Tangisan Neta begitu sangat hebat. Ia terisak-isak menelan sebuah kenyataan bahwa kebahagiaannya hanya dalam sebuah batas. Dunianya seakan runtuh ketika mengingat kisah lalu yang tak mampu terkikis akan waktu. "Kenapa harus aku yang merasakan pedihnya rasa cinta? Apakah aku sanggup menjalani takdirku?" pikirnya dalam sebuah tanda tanya yang selalu melayang - layang. "Apa ini bagian dari sebuah karma atas masa laluku?"

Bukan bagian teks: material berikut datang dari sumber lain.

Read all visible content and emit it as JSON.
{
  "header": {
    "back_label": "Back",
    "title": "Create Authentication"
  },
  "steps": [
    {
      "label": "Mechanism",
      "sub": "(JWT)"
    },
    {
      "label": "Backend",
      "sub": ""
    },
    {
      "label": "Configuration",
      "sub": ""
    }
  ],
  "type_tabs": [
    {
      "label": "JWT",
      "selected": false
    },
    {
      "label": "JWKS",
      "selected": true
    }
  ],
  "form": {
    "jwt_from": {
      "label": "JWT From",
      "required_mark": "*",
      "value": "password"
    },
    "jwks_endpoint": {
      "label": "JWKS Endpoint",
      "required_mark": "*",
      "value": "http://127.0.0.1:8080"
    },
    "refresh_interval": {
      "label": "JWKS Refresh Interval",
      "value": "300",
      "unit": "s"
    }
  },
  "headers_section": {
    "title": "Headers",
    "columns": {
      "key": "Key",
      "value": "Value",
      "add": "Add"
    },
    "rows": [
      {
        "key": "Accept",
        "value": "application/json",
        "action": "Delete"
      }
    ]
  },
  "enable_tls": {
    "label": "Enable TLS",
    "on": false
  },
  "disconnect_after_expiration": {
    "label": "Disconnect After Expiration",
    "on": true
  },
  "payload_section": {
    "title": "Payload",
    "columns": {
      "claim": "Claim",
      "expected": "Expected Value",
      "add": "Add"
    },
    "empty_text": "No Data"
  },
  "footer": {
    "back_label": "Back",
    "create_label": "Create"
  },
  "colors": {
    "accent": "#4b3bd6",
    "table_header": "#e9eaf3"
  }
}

TOK! TOK! TOK! suara ketukan pintu berulang kali.
"Neta?"
Neta pun menoleh kalau itu adalah Haslan. Dia datang untuk menjemputnya. Awalnya ia mengira kalau sosok Haslan hanya sebuah ilusi saja.
"Mas Haslan?" Neta pun beranjak lalu menghampiri Haslan. Ia mulai meraba wajah Haslan yang dipenuhi bulu-bulu halus. Lalu ia pun memeluknya dengan penuh kerinduan mendalam. "Ku mohon kamu jangan pergi," ucapnya dalam pelukan dada bidang Haslan.
"Aku nggak akan pernah pergi, Net. Aku akan selalu ada untukmu," kecupan singkat di ujung kepala Neta.